24 Nov - 19 Jan 2019
Vernissage le 24 Nov 2018

L’exposition « Turpentine 10 » à la galerie parisienne Art Concept dévoile des œuvres de Jean-Luc Blanc, Mimosa Echard, Jonathan Martin, Cécile Bouffard, Simon Bergala et Oscar Chan Yik Long, des peintures, sculptures, assemblages, dessins et installations qui ont été réalisés pour le dixième numéro de la revue Turpentine.

L’exposition « Turpentine 10 » à la galerie Art Concept, à Paris, présente les œuvres réalisées pour le dixième numéro de la revue Turpentine : des peintures, sculptures, assemblages, dessins et installations que l’on retrouve au fil de ses 2 × 56 pages en format A4 photocopiées.

« Turpentine 10 » : dixième numéro de la revue d’art contemporain

La revue Turpentine, créée en 2013 par Jean-Luc Blanc, Mimosa Echard et Jonathan Martin, présente son dixième numéro à travers une exposition regroupant les œuvres qui ont été réalisées pour celle-ci. On retrouve aux côtés des peintures, installations, dessins et assemblages de ses fondateurs, des réalisations des artistes invités Simon Bergala, Cécile Bouffard et Oscar Chan Yik Long.

Les peintures de Jean-Luc Blanc comme L’heure exquise (Au moment voulu) prennent leur source dans des images qu’il glane dans des journaux, magazines, cartes postales, films, etc. puis qu’il se réapproprie en isolant certains de leurs motifs pour les retravailler et les recontextualiser. Recadrés et transposés au crayon ou à l’huile sur papier ou sur toile, ces motifs subissent alors divers traitements qui leur confèrent de nouvelles textures et aspects, de l’épaisse croûte picturale au rendu lisse de la publicité. Les images voient ainsi leur potentiel affirmé par ce remodelage qui leur confère un caractère énigmatique autant qu’une force nouvelle.

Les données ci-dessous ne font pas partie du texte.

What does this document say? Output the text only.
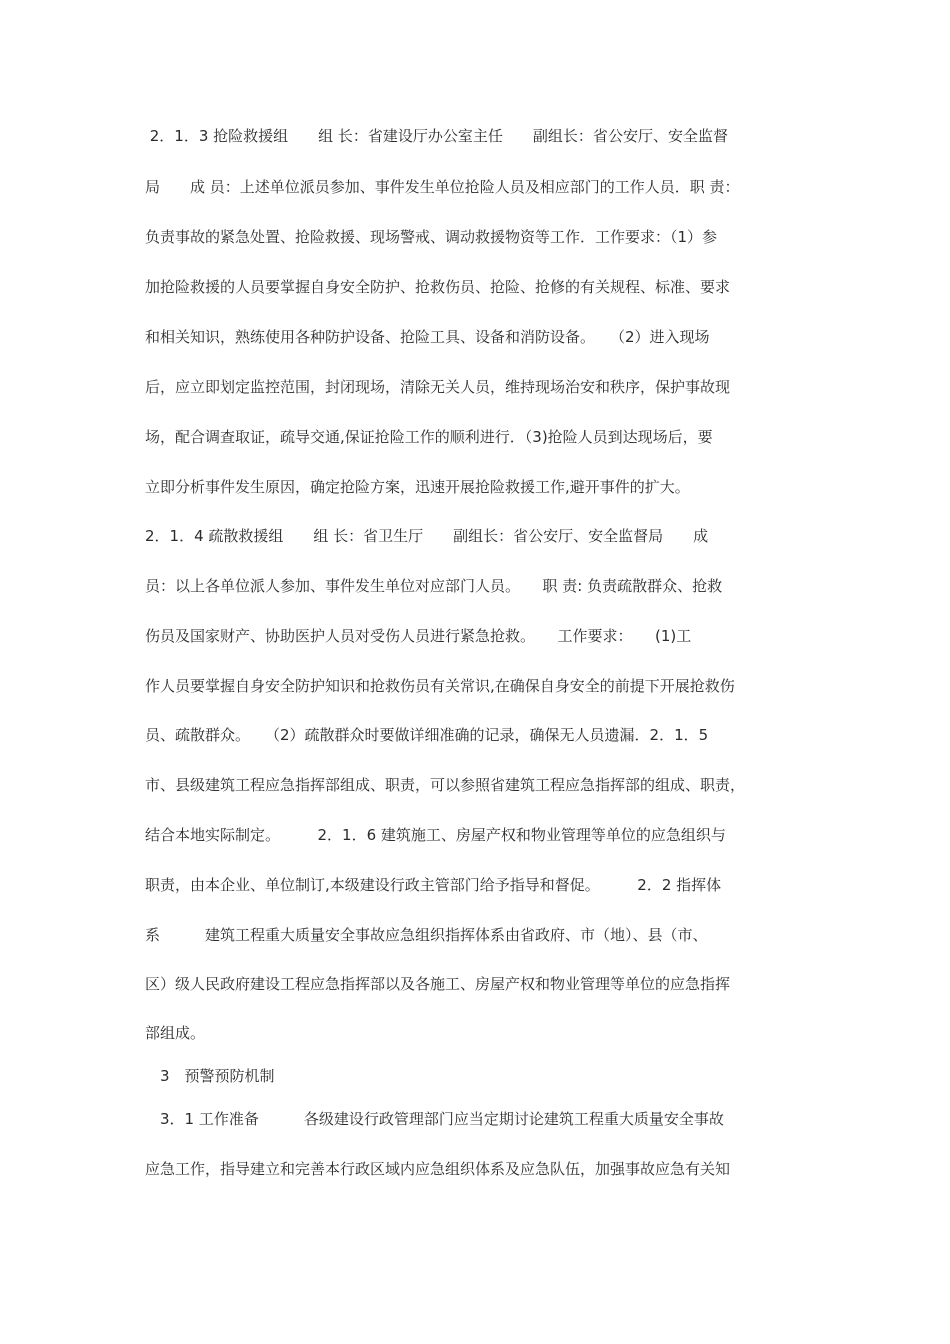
2．1．3 抢险救援组　　组 长：省建设厅办公室主任　　副组长：省公安厅、安全监督
局　　成 员：上述单位派员参加、事件发生单位抢险人员及相应部门的工作人员．职 责：
负责事故的紧急处置、抢险救援、现场警戒、调动救援物资等工作．工作要求：（1）参
加抢险救援的人员要掌握自身安全防护、抢救伤员、抢险、抢修的有关规程、标准、要求
和相关知识，熟练使用各种防护设备、抢险工具、设备和消防设备。　　（2）进入现场
后，应立即划定监控范围，封闭现场，清除无关人员，维持现场治安和秩序，保护事故现
场，配合调查取证，疏导交通,保证抢险工作的顺利进行．（3)抢险人员到达现场后，要
立即分析事件发生原因，确定抢险方案，迅速开展抢险救援工作,避开事件的扩大。
2．1．4 疏散救援组　　组 长：省卫生厅　　副组长：省公安厅、安全监督局　　成
员：以上各单位派人参加、事件发生单位对应部门人员。　　职 责: 负责疏散群众、抢救
伤员及国家财产、协助医护人员对受伤人员进行紧急抢救。　　工作要求：　　(1)工
作人员要掌握自身安全防护知识和抢救伤员有关常识,在确保自身安全的前提下开展抢救伤
员、疏散群众。　　（2）疏散群众时要做详细准确的记录，确保无人员遗漏．2．1．5
市、县级建筑工程应急指挥部组成、职责，可以参照省建筑工程应急指挥部的组成、职责，
结合本地实际制定。　　　2．1．6 建筑施工、房屋产权和物业管理等单位的应急组织与
职责，由本企业、单位制订,本级建设行政主管部门给予指导和督促。　　　2．2 指挥体
系　　　建筑工程重大质量安全事故应急组织指挥体系由省政府、市（地）、县（市、
区）级人民政府建设工程应急指挥部以及各施工、房屋产权和物业管理等单位的应急指挥
部组成。
　3　预警预防机制
　3．1 工作准备　　　各级建设行政管理部门应当定期讨论建筑工程重大质量安全事故
应急工作，指导建立和完善本行政区域内应急组织体系及应急队伍，加强事故应急有关知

Recontextualisation et assemblage chez Jean-Luc Blanc, Mimosa Echard et Jonathan Martin

La pratique de Mimosa Echard se fonde quant à elle sur la collecte d’objets et matériaux hétéroclites, des cosmétiques et produits chimiques, aux plantes, produits animaux, minéraux, images et autres déchets. L’artiste réalise à partir d’eux des objets qui entremêlent processus biologiques et technologie, observant ainsi la façon dont la matière peut-être affectée, à la manière d’expérimentations autour du dosage de poisons et d’antidotes.

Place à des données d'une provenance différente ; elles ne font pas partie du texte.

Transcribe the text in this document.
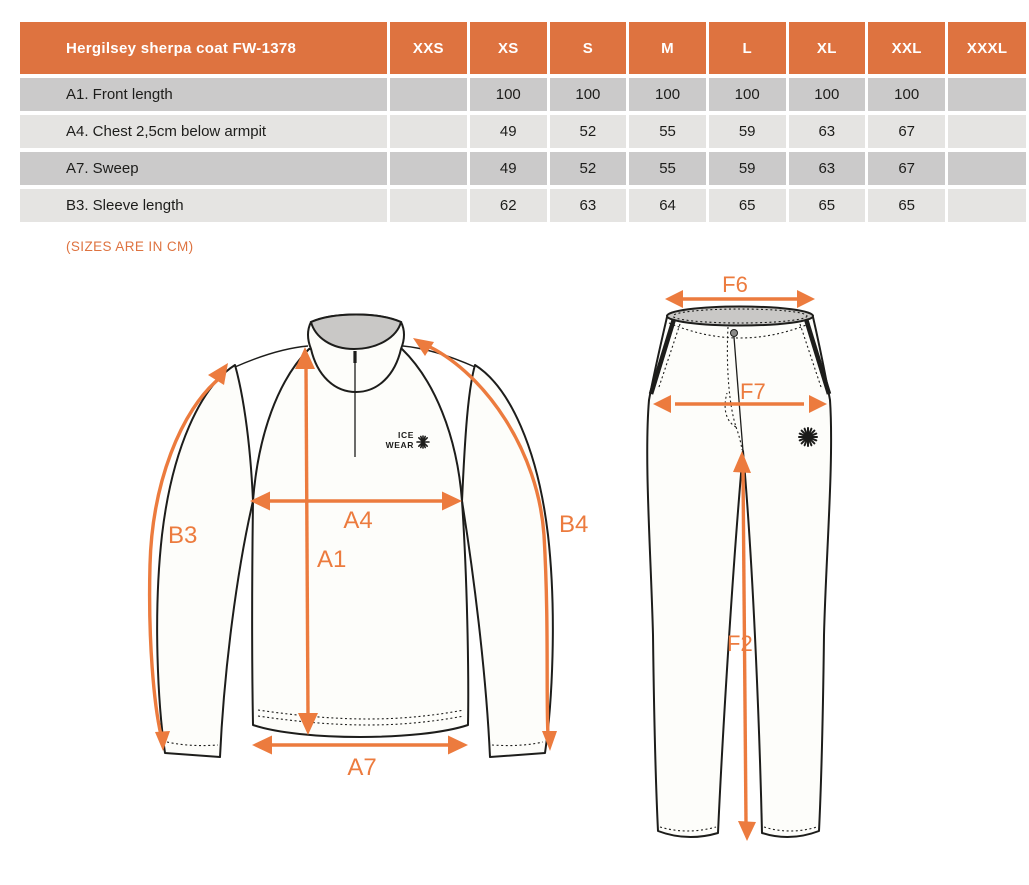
Hergilsey sherpa coat FW-1378	XXS	XS	S	M	L	XL	XXL	XXXL
A1. Front length		100	100	100	100	100	100	
A4. Chest 2,5cm below armpit		49	52	55	59	63	67	
A7. Sweep		49	52	55	59	63	67	
B3. Sleeve length		62	63	64	65	65	65	
(SIZES ARE IN CM)
ICE
WEAR
A4
A1
A7
B3	B4
F6
F7
F2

L’hybridation et la recontextualisation de formes et de contenus sont aussi au cœur du travail de Jonathan Martin. Abordant des champs variés tels que le film en 16 mm, la vidéo de musique, le poster, l’assemblage, l’installation et le dessin, l’artiste révèle des correspondances, des échos et des interactions ou des migrations entre des œuvres et des domaines culturels parfois très distants les uns des autres. A travers ses réalisations, l’art se dévoile comme un espace de passage, où les déplacements et les permutations donnent naissance à de nouveaux récits.